En revanche, la Russie utilise les territoires qu'elle occupe en Ukraine pour attaquer le reste du pays et imposer un contrôle militaire russe sur le bassin de la mer Noire. Son occupation de la péninsule de Crimée permet à la Russie de réduire considérablement ou d'interdire l'accès ukrainien et international aux ports ukrainiens, qui transportaient environ 80 % du commerce international du pays avant la guerre. La possession de la Crimée permettrait également à la Russie de continuer à dicter ou à manipuler les conditions du transport maritime et aérien international dans une grande partie de la région de la mer Noire au détriment des pays riverains et non riverains ainsi que de l'Ukraine. En contraste total avec la situation à Chypre, la Russie y régnerait en maître.

Un armistice qui mettrait fin aux hostilités actives tout en laissant la Crimée sous occupation militaire russe tiendrait le commerce extérieur ukrainien en otage permanent du blocus russe, rendrait impossible la reprise économique de l'Ukraine, découragerait les investissements internationaux en Ukraine et compromettrait sa candidature à l'adhésion à l'UE. Contrairement à la République de Chypre, une Ukraine croupion ne pouvait pas rejoindre l'UE alors qu'elle faisait face à des menaces continues contre la patrie centrale des territoires occupés par la Russie.

Au-delà des analogies d'armistice entre la Corée et Chypre, ces mêmes analystes suggèrent un "précédent" de résolution de conflit qui s'appliquera finalement à l'Ukraine : "Les pourparlers "2+4" [en 1990 sur la réunification de l'Allemagne] constituent un bon précédent. L'Allemagne de l'Est et de l'Ouest ont négocié leur unification directement, tandis que les États-Unis, le Royaume-Uni, la France et l'Union soviétique ont négocié l'architecture de sécurité plus large de l'après-guerre froide.

Encore une fois, les différences ici ne pourraient pas être plus frappantes. "L'Allemagne de l'Est" (la zone d'occupation soviétique) était théoriquement un État à part entière, ni annexé à l'Union soviétique ni dénationalisé, d'où les deux États allemands pouvaient négocier leur réunification. En revanche, les territoires ukrainiens occupés par la Russie ont été directement annexés à la Russie et "dé-ukrainianisés", de sorte que Kiev n'a ni voulu ni pu "négocier" avec les représentants de ces territoires. De telles négociations avaient été l'intention des "accords" de Minsk concernant Donetsk et Lougansk, mais la Russie a tué ces "accords" en déclarant l'annexion des deux régions - et par la suite des provinces de Kherson et de Zaporizhzhia - directement à la Russie, selon le modèle de Crimée.

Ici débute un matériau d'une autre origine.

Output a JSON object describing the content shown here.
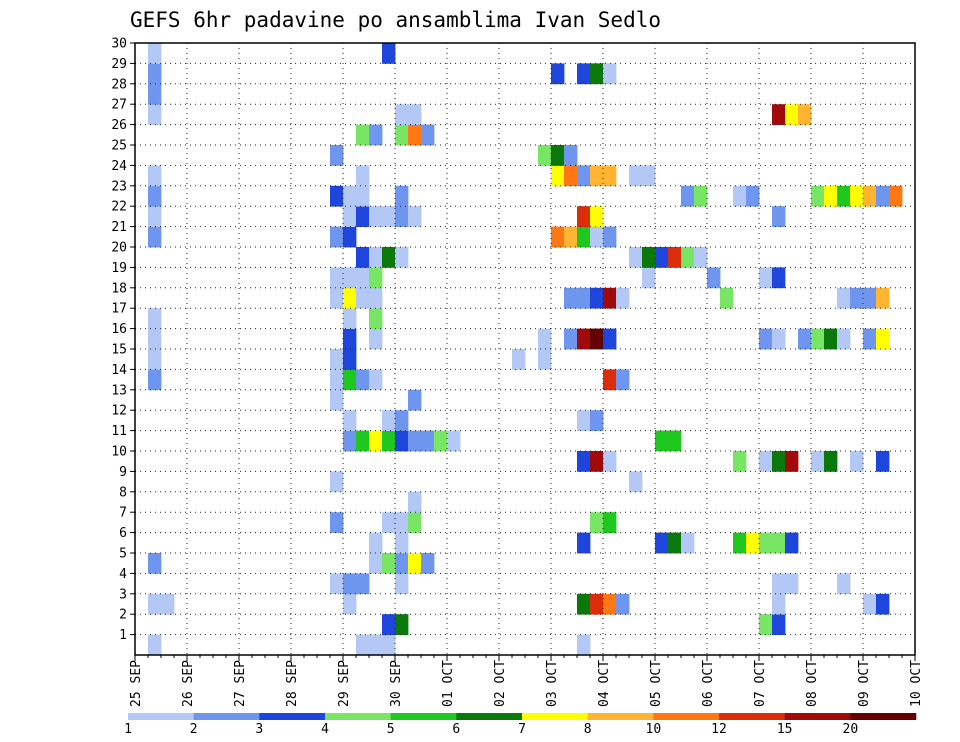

De plus, ces quatre grandes puissances ont agi en 1990 sur la base de leur statut de puissances occupantes en Allemagne. L'Union soviétique était en voie de disparition, tandis que les trois puissances occidentales maintenaient leur présence dans l'Allemagne unifiée avec l'assentiment enthousiaste de cette dernière. Aucun de ces facteurs n'existe en Ukraine actuellement ou dans un avenir prévisible. Invoquer de telles analogies ou « précédents » ne peut que servir de façade à un armistice qui céderait en fait des territoires ukrainiens à la Russie pour les générations à venir.